Editor in Chief: Moh. Reza Huwaida Friday, April 19th, 2024

Taliban Call 9/11 “Ambiguous and Murky” Event

The people and government of the United States of America marked 10th anniversary of the 9/11 with alerts and threats of terrorist attacks in New York and other American cities. Security was on high-alert. Today after ten years, it shows how vulnerable the world is. Despite two wars followed by the events of 9/11, there are several facts that have not changed which the US government and the world wanted to see.

The worst terrorist attacks and tragic loss of innocent human lives in recent history has changed the world in many different ways. But there are very fundamental aspects about all this. For the US particularly and the Western World in general, terrorism is a phenomenon that needs a longer commitment than a decade.

It cannot be won merely by wars. Threats of terrorist attacks on the day of 10th anniversary of 9/11 in the US show that the war on terror needs long struggle, not just a military campaign. Today there are different views in the Muslim World, but above all, conspiracy theories rule.
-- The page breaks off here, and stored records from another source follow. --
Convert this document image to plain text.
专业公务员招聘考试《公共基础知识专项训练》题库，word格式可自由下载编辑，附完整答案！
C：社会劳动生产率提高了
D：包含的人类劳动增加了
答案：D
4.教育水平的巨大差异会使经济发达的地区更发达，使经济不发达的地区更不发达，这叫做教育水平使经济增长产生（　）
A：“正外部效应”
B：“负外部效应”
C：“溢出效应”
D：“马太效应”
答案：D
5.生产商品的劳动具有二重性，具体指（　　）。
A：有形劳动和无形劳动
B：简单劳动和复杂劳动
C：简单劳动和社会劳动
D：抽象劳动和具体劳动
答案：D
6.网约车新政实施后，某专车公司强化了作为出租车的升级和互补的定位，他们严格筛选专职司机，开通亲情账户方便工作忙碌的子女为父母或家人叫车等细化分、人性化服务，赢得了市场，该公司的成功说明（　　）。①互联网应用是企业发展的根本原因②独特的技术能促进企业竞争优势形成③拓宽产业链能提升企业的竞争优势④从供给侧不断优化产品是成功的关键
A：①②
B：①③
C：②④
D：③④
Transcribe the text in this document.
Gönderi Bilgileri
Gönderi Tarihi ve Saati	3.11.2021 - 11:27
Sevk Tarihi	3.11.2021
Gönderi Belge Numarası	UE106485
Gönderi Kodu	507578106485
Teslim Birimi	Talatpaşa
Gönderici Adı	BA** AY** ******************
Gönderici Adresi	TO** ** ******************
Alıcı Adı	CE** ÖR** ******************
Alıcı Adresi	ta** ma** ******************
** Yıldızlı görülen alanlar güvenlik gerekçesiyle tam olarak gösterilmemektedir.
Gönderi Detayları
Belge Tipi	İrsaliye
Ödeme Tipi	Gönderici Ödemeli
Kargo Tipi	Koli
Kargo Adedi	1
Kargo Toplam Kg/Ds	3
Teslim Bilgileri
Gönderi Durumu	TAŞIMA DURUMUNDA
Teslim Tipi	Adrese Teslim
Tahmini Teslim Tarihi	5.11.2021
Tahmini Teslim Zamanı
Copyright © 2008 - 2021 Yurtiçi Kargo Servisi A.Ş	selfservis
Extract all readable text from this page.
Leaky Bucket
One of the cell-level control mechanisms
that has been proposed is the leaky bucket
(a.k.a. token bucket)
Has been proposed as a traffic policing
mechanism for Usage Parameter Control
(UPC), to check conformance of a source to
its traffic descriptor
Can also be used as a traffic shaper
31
Yet a society from where the hijackers of 9/11 originated have not accepted the tragic events as a reality, rather different conspiracy theories are common perspective of the masses.

For instance, the Taliban in Afghanistan who had harbored the ideologues of Al-Qaeda and masterminds of 9/11 attacks, have yet not accepted the facts that the two-dozen hijackers were mostly Arabs from the Holy Kingdom.

In a statement yesterday, the Taliban demanded an impartial investigations to the "ambiguous and murky events" of 9/11, which according to Taliban, was a pretext for the US "invasion" of Afghanistan.

They vowed to continue fighting, connecting ridiculous and shameful "stamina of war" to Afghans. The militancy by Taliban is not stamina for war, indeed not for Afghans, but terrorism.

The mentality of the Taliban has not changed yet after 10 years of the tragic attacks, which caused the collapse of their brutal rule in Afghanistan. Defeating militarily might take some years of fierce campaign, but changing the minds is the real war on terror, particularly in the Muslim world.

Afghan Ambassador to the US Eklil Hakimi puts it very rightly that before devastating attacks of 9/11 on the US, the people of Afghanistan had suffered worse, experiencing the horrors and brutal oppressive Taliban regime. He added that this unites the terrorism-affected people of Afghanistan and the United States in the fight against terror.